Public warned about plastic pollution
An environmental charity reminded the public today of the importance of tackling plastic pollution.
Greenrock also offered suggestions to help people cut back on their plastic use as the organisation marked World Environment Day.
A spokesman said: “Plastic pollution remains a global challenge — not only in terms of the threat to wildlife but also to public health, with mounting evidence that plastic has entered the food-chain and is now in the food we eat and, often, the water we drink.
“Science is only beginning to study the potential health impacts of this.
“There is a role for consumers, businesses and the State to take action to reduce the use of single-use plastics.”
The charity said businesses could eliminate single-use plastic cups or disposable coffee bods, while restaurants could phase out or limit plastic straws.
“The same can be done for takeaway bags or introducing a charge for takeaway coffee cups in cafés.”
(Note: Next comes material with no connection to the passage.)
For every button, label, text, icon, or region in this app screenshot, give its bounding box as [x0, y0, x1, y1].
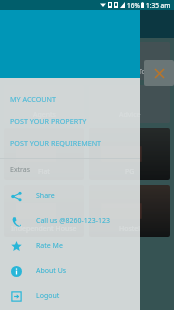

Greenrock also offered the following tips for reducing plastic use:
• Use a refillable water bottle;
• Bring your own lunch to work;
• Use a reusable coffee cup for hot drinks on the go;
• Don't use lotions, shower gels, or toothpaste containing microbeads;
• Use a reusable shopping bag;
• Say no to straws or at least use a reusable or compostable one made of bamboo or paper; ?
• Make your own dinner from scratch - ready-made meals often come wrapped in plastic;
• Buy second-hand rather than brand new packaged items;
• Use bar soap - you can even get shampoo bars;
• Do a plastic free activity — read a book, tell stories, go for a nature walk! Or go pick up plastic pollution from the beach for added bonus points!
This year's World Environment Day focused on the theme of beating plastic pollution.
The spokesman said: “Greenrock has been raising awareness about plastic pollution throughout the year, with it being the theme also for our Earth Hour celebrations earlier this year.
Additionally, we launched our ‘say no to single-use bags' campaign in 2013, to encourage people to use reusable bags for shopping.”
The spokesman said pledges by the Government to look into introducing a charge for single-use bags and beverage container deposit legislation were “good first steps”.